In these problems, competitors had a fantastic opportunity to experience the work of a quant trader first hand. You guys were given 85,000 masked features and managed to produce signals for the series of target variables we set.
The three main stages people had to go through were:
- Data cleaning
- Feature engineering
- Finding and optimising the best model
This was a tough challenge and there were lots of good attempts made. Here today we have the overall winner, Abhinav, talking about the way he approaches these types of problems.
He has some really good advice about building a base case model and submitting it early, so we would recommend giving it a read below!
So Abhinav, what’s your background?
Firstly, I’m not a student, I graduated from IIT Roorkee in 2016. I studied engineering but didn’t like motors and that stuff and became interested in applied statistics. Whilst at university I used to participate and compete in the WorldQuant program, which is an offline trading and research program where you get a stipend for how well they do.

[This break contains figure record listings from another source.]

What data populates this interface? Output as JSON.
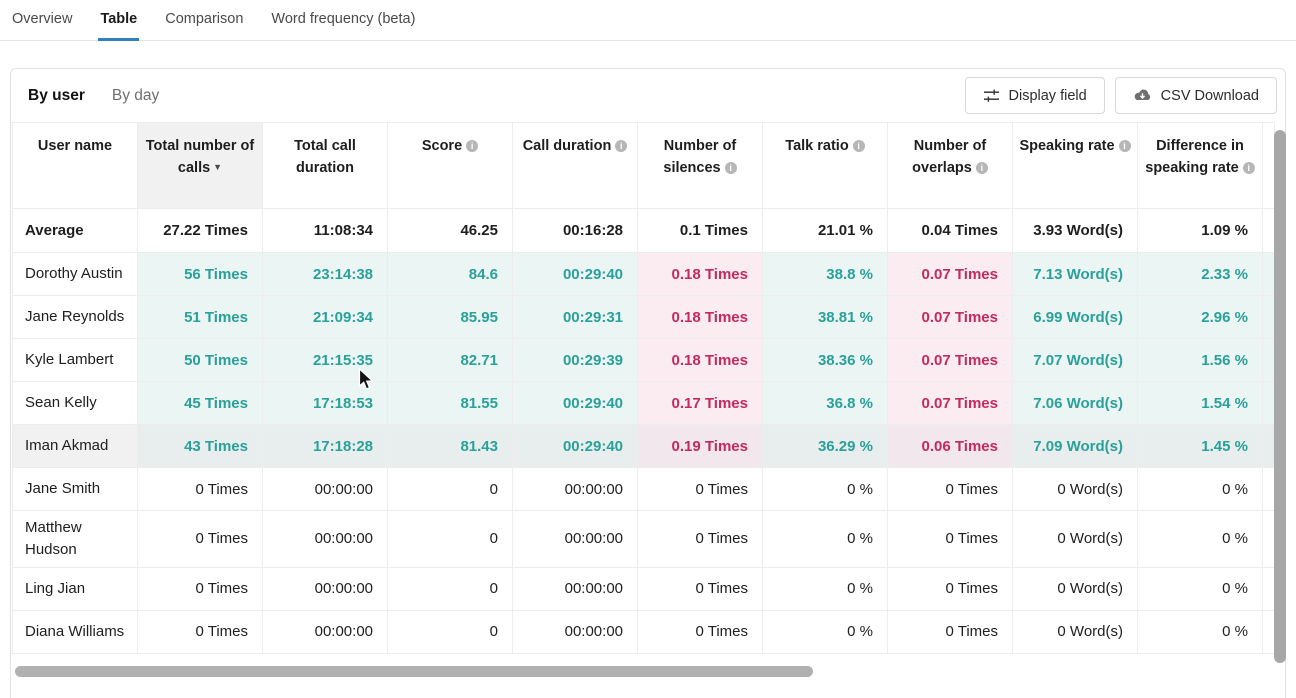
{
  "tabs": {
    "items": [
      {
        "label": "Overview"
      },
      {
        "label": "Table"
      },
      {
        "label": "Comparison"
      },
      {
        "label": "Word frequency (beta)"
      }
    ],
    "active": "Table"
  },
  "view_switch": {
    "by_user": "By user",
    "by_day": "By day",
    "active": "By user"
  },
  "toolbar": {
    "display_field": "Display field",
    "csv_download": "CSV Download"
  },
  "table": {
    "columns": [
      {
        "label": "User name",
        "info": false,
        "sorted": false
      },
      {
        "label": "Total number of calls",
        "info": false,
        "sorted": true,
        "sort_dir": "desc"
      },
      {
        "label": "Total call duration",
        "info": false,
        "sorted": false
      },
      {
        "label": "Score",
        "info": true,
        "sorted": false
      },
      {
        "label": "Call duration",
        "info": true,
        "sorted": false
      },
      {
        "label": "Number of silences",
        "info": true,
        "sorted": false
      },
      {
        "label": "Talk ratio",
        "info": true,
        "sorted": false
      },
      {
        "label": "Number of overlaps",
        "info": true,
        "sorted": false
      },
      {
        "label": "Speaking rate",
        "info": true,
        "sorted": false
      },
      {
        "label": "Difference in speaking rate",
        "info": true,
        "sorted": false
      }
    ],
    "average_row": {
      "name": "Average",
      "cells": [
        "27.22 Times",
        "11:08:34",
        "46.25",
        "00:16:28",
        "0.1 Times",
        "21.01 %",
        "0.04 Times",
        "3.93 Word(s)",
        "1.09 %"
      ]
    },
    "rows": [
      {
        "name": "Dorothy Austin",
        "hover": false,
        "cells": [
          {
            "v": "56 Times",
            "t": "teal"
          },
          {
            "v": "23:14:38",
            "t": "teal"
          },
          {
            "v": "84.6",
            "t": "teal"
          },
          {
            "v": "00:29:40",
            "t": "teal"
          },
          {
            "v": "0.18 Times",
            "t": "pink"
          },
          {
            "v": "38.8 %",
            "t": "teal"
          },
          {
            "v": "0.07 Times",
            "t": "pink"
          },
          {
            "v": "7.13 Word(s)",
            "t": "teal"
          },
          {
            "v": "2.33 %",
            "t": "teal"
          }
        ]
      },
      {
        "name": "Jane Reynolds",
        "hover": false,
        "cells": [
          {
            "v": "51 Times",
            "t": "teal"
          },
          {
            "v": "21:09:34",
            "t": "teal"
          },
          {
            "v": "85.95",
            "t": "teal"
          },
          {
            "v": "00:29:31",
            "t": "teal"
          },
          {
            "v": "0.18 Times",
            "t": "pink"
          },
          {
            "v": "38.81 %",
            "t": "teal"
          },
          {
            "v": "0.07 Times",
            "t": "pink"
          },
          {
            "v": "6.99 Word(s)",
            "t": "teal"
          },
          {
            "v": "2.96 %",
            "t": "teal"
          }
        ]
      },
      {
        "name": "Kyle Lambert",
        "hover": false,
        "cells": [
          {
            "v": "50 Times",
            "t": "teal"
          },
          {
            "v": "21:15:35",
            "t": "teal"
          },
          {
            "v": "82.71",
            "t": "teal"
          },
          {
            "v": "00:29:39",
            "t": "teal"
          },
          {
            "v": "0.18 Times",
            "t": "pink"
          },
          {
            "v": "38.36 %",
            "t": "teal"
          },
          {
            "v": "0.07 Times",
            "t": "pink"
          },
          {
            "v": "7.07 Word(s)",
            "t": "teal"
          },
          {
            "v": "1.56 %",
            "t": "teal"
          }
        ]
      },
      {
        "name": "Sean Kelly",
        "hover": false,
        "cells": [
          {
            "v": "45 Times",
            "t": "teal"
          },
          {
            "v": "17:18:53",
            "t": "teal"
          },
          {
            "v": "81.55",
            "t": "teal"
          },
          {
            "v": "00:29:40",
            "t": "teal"
          },
          {
            "v": "0.17 Times",
            "t": "pink"
          },
          {
            "v": "36.8 %",
            "t": "teal"
          },
          {
            "v": "0.07 Times",
            "t": "pink"
          },
          {
            "v": "7.06 Word(s)",
            "t": "teal"
          },
          {
            "v": "1.54 %",
            "t": "teal"
          }
        ]
      },
      {
        "name": "Iman Akmad",
        "hover": true,
        "cells": [
          {
            "v": "43 Times",
            "t": "teal"
          },
          {
            "v": "17:18:28",
            "t": "teal"
          },
          {
            "v": "81.43",
            "t": "teal"
          },
          {
            "v": "00:29:40",
            "t": "teal"
          },
          {
            "v": "0.19 Times",
            "t": "pink"
          },
          {
            "v": "36.29 %",
            "t": "teal"
          },
          {
            "v": "0.06 Times",
            "t": "pink"
          },
          {
            "v": "7.09 Word(s)",
            "t": "teal"
          },
          {
            "v": "1.45 %",
            "t": "teal"
          }
        ]
      },
      {
        "name": "Jane Smith",
        "hover": false,
        "cells": [
          {
            "v": "0 Times",
            "t": "plain"
          },
          {
            "v": "00:00:00",
            "t": "plain"
          },
          {
            "v": "0",
            "t": "plain"
          },
          {
            "v": "00:00:00",
            "t": "plain"
          },
          {
            "v": "0 Times",
            "t": "plain"
          },
          {
            "v": "0 %",
            "t": "plain"
          },
          {
            "v": "0 Times",
            "t": "plain"
          },
          {
            "v": "0 Word(s)",
            "t": "plain"
          },
          {
            "v": "0 %",
            "t": "plain"
          }
        ]
      },
      {
        "name": "Matthew Hudson",
        "hover": false,
        "cells": [
          {
            "v": "0 Times",
            "t": "plain"
          },
          {
            "v": "00:00:00",
            "t": "plain"
          },
          {
            "v": "0",
            "t": "plain"
          },
          {
            "v": "00:00:00",
            "t": "plain"
          },
          {
            "v": "0 Times",
            "t": "plain"
          },
          {
            "v": "0 %",
            "t": "plain"
          },
          {
            "v": "0 Times",
            "t": "plain"
          },
          {
            "v": "0 Word(s)",
            "t": "plain"
          },
          {
            "v": "0 %",
            "t": "plain"
          }
        ]
      },
      {
        "name": "Ling Jian",
        "hover": false,
        "cells": [
          {
            "v": "0 Times",
            "t": "plain"
          },
          {
            "v": "00:00:00",
            "t": "plain"
          },
          {
            "v": "0",
            "t": "plain"
          },
          {
            "v": "00:00:00",
            "t": "plain"
          },
          {
            "v": "0 Times",
            "t": "plain"
          },
          {
            "v": "0 %",
            "t": "plain"
          },
          {
            "v": "0 Times",
            "t": "plain"
          },
          {
            "v": "0 Word(s)",
            "t": "plain"
          },
          {
            "v": "0 %",
            "t": "plain"
          }
        ]
      },
      {
        "name": "Diana Williams",
        "hover": false,
        "cells": [
          {
            "v": "0 Times",
            "t": "plain"
          },
          {
            "v": "00:00:00",
            "t": "plain"
          },
          {
            "v": "0",
            "t": "plain"
          },
          {
            "v": "00:00:00",
            "t": "plain"
          },
          {
            "v": "0 Times",
            "t": "plain"
          },
          {
            "v": "0 %",
            "t": "plain"
          },
          {
            "v": "0 Times",
            "t": "plain"
          },
          {
            "v": "0 Word(s)",
            "t": "plain"
          },
          {
            "v": "0 %",
            "t": "plain"
          }
        ]
      }
    ]
  },
  "colors": {
    "teal": "#2aa198",
    "teal_bg": "#ebf5f4",
    "pink": "#c42a5f",
    "pink_bg": "#fbecf1",
    "tab_underline": "#3181bf"
  }
}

Then post-college I took up a job with a data science healthcare consultancy for a year and a half. After that, I was part of a startup for 6 months where we worked on an IPL based idea that helped the teams in auctions. We met two of the big teams and tried to help them. We realised in the end that the teams weren’t willing to spend any money, so it became more of a hobby thing. I think it would have made money in the UK where there are betting companies.
Since there I’ve been working on ideas in statistical arbitrage around improving trading signals. The competition is very similar to what we actually do in real life. Currently, I’m working for a firm in Mumbai, where I’ve just moved to from Bangalore.
How and when did you start making steps from engineering into data science?
At college, I studied a combined 5yr BSc and MSc, so I told myself that each year I would try something new (from my second year onwards). I had 2 semesters each year and 8 things to learn. For example, I originally tried computer vision before deep learning became popular and Fourier transformations were big.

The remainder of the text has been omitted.